Oggi l’agonia Covid, in passato tanti fallimenti e speranze sfumate
SCIACCA. Quanti sogni infranti. Dall’ambizione di terzo polo turistico siciliano alla chiusura delle Terme. Con tanti soldi pubblici dilapidati. E di mezzo c’è sempre mamma Regione.
Negli anni Settanta la Regione Siciliana decise di diventare imprenditrice e nacque la Sitas (Società Italiana Termale Abano Sciacca), una joint venture paritetica con gli albergatori di Abano Terme che nell’accordo dovevano mettere in campo il loro know how. Un progetto faraonico con tanti soldi: undici alberghi in zona Sovareto e due strutture termali, sfruttando la grande risorsa delle acque e delle stufe vaporose.
Si lanciava il turismo a Sciacca, tutti pensavano già a ricchezza ed occupazione. I giovani si specializzavano in bagnini, fanghini, infermieri. Anche l’attività edilizia si preparava a crescere. Ma il progetto Sitas era un gigante con i piedi di sabbia, i risultati sono quelli sotto gli occhi di tutti: la Regione Siciliana non è stata capace di portare a termine l’ambizioso progetto partorito da una classe politica che pur di conquistare consensi nascondeva le proprie incapacità. Gli alberghi costruiti furono solo quattro, quelli di Abano Terme fuggirono ma vennero lautamente risarciti. Solo dopo anni di chiusura le quattro strutture costruire trovarono un acquirente. Ora funzionano bene nelle mani di Aeroviaggi che nell’asta fece sicuramente un buon affare.

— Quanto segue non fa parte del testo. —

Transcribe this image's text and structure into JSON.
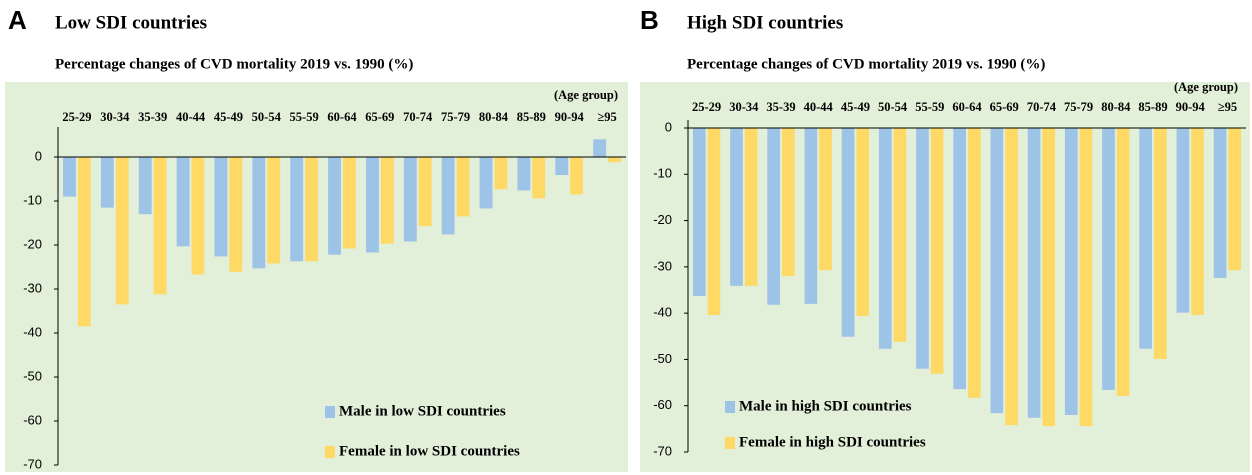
{
  "chart_data": [
    {
      "type": "bar",
      "panel_label": "A",
      "title": "Low SDI countries",
      "subtitle": "Percentage changes of CVD mortality 2019 vs. 1990 (%)",
      "x_label": "(Age group)",
      "categories": [
        "25-29",
        "30-34",
        "35-39",
        "40-44",
        "45-49",
        "50-54",
        "55-59",
        "60-64",
        "65-69",
        "70-74",
        "75-79",
        "80-84",
        "85-89",
        "90-94",
        "≥95"
      ],
      "series": [
        {
          "name": "Male in low SDI countries",
          "color": "#9dc3e6",
          "values": [
            -9,
            -11.5,
            -13,
            -20.3,
            -22.6,
            -25.3,
            -23.7,
            -22.2,
            -21.7,
            -19.2,
            -17.6,
            -11.7,
            -7.6,
            -4.1,
            4
          ]
        },
        {
          "name": "Female in low SDI countries",
          "color": "#ffd966",
          "values": [
            -38.5,
            -33.5,
            -31.2,
            -26.7,
            -26.1,
            -24.2,
            -23.7,
            -20.8,
            -19.7,
            -15.7,
            -13.5,
            -7.3,
            -9.4,
            -8.5,
            -1.2
          ]
        }
      ],
      "ylim": [
        -70,
        5
      ],
      "yticks": [
        0,
        -10,
        -20,
        -30,
        -40,
        -50,
        -60,
        -70
      ],
      "background": "#e2efd9",
      "legend": "bottom"
    },
    {
      "type": "bar",
      "panel_label": "B",
      "title": "High SDI countries",
      "subtitle": "Percentage changes of CVD mortality 2019 vs. 1990 (%)",
      "x_label": "(Age group)",
      "categories": [
        "25-29",
        "30-34",
        "35-39",
        "40-44",
        "45-49",
        "50-54",
        "55-59",
        "60-64",
        "65-69",
        "70-74",
        "75-79",
        "80-84",
        "85-89",
        "90-94",
        "≥95"
      ],
      "series": [
        {
          "name": "Male in high SDI countries",
          "color": "#9dc3e6",
          "values": [
            -36.3,
            -34.1,
            -38.2,
            -38,
            -45.1,
            -47.7,
            -52,
            -56.4,
            -61.6,
            -62.6,
            -62,
            -56.6,
            -47.7,
            -39.9,
            -32.4
          ]
        },
        {
          "name": "Female in high SDI countries",
          "color": "#ffd966",
          "values": [
            -40.4,
            -34.1,
            -32,
            -30.7,
            -40.6,
            -46.2,
            -53.1,
            -58.3,
            -64.2,
            -64.4,
            -64.4,
            -57.9,
            -49.9,
            -40.4,
            -30.7
          ]
        }
      ],
      "ylim": [
        -70,
        0
      ],
      "yticks": [
        0,
        -10,
        -20,
        -30,
        -40,
        -50,
        -60,
        -70
      ],
      "background": "#e2efd9",
      "legend": "bottom"
    }
  ]
}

Un’ampia area sul mare destinata ad insediamenti alberghieri rimase libera. La Regione, dalle cui casse uscirono miliardi di lire senza nessun risultato concreto, insieme agli alberghi mise all’asta anche i terreni. Vennero acquistati da Sviluppo Italia e affidati a Italia Turismo, società controllata da Invitalia, l’Agenzia Nazionale per l’Attrazione degli Investimenti e lo Sviluppo d’Impresa. I terreni erano vincolati a destinazione turistica e venne progettato un resort. Nel 2008 la sottoscrizione di un accordo con Sol Melìa Hotels & Resorts per la gestione, a partire dal 2011, dell’intero complesso. I tempi non furono però rispettati: non fu possibile posare la prima pietra a causa di un contenzioso. L’apertura è stata poi prorogata al 2012, ma gli spagnoli si tirarono fuori.
Per il territorio di Sciacca e per l’hinterland un’altra occasione rimandata, a conferma di quanta improvvisazione ci sia nella storia del rilancio turistico di questo territorio, dal fallimento Sitas ai problemi di Torre Macauda, fino alla clamorosa situazione delle Terme, chiuse ormai da sei anni. E in tutti i passaggi a tessere le fila c’è sempre la Regione Siciliana, abituata ai fallimenti oltre che a ripianare i debiti.
Quello dei terreni di Monterotondo di cui si parla in questi giorni è un ulteriore grosso investimento turistico in un’ampia fascia di costa che già 50 anni fa venne destinata ad insediamenti turistici e che dagli anni ’70 ad oggi è stata interessata da soli tre grandi investimenti, il Macauda Hotel, Sciaccamare e Verdura Resort. Solo una piccola parte dell’ambizioso progetto è diventata realtà, mentre tanti piccoli imprenditori con coraggio hanno tentato e stanno tentando di investire ancora sul turismo, le cui potenzialità sono rimaste immutate. Ma i servizi sono insufficienti e continua a regnare tanta improvvisazione, senza una vera idea di città.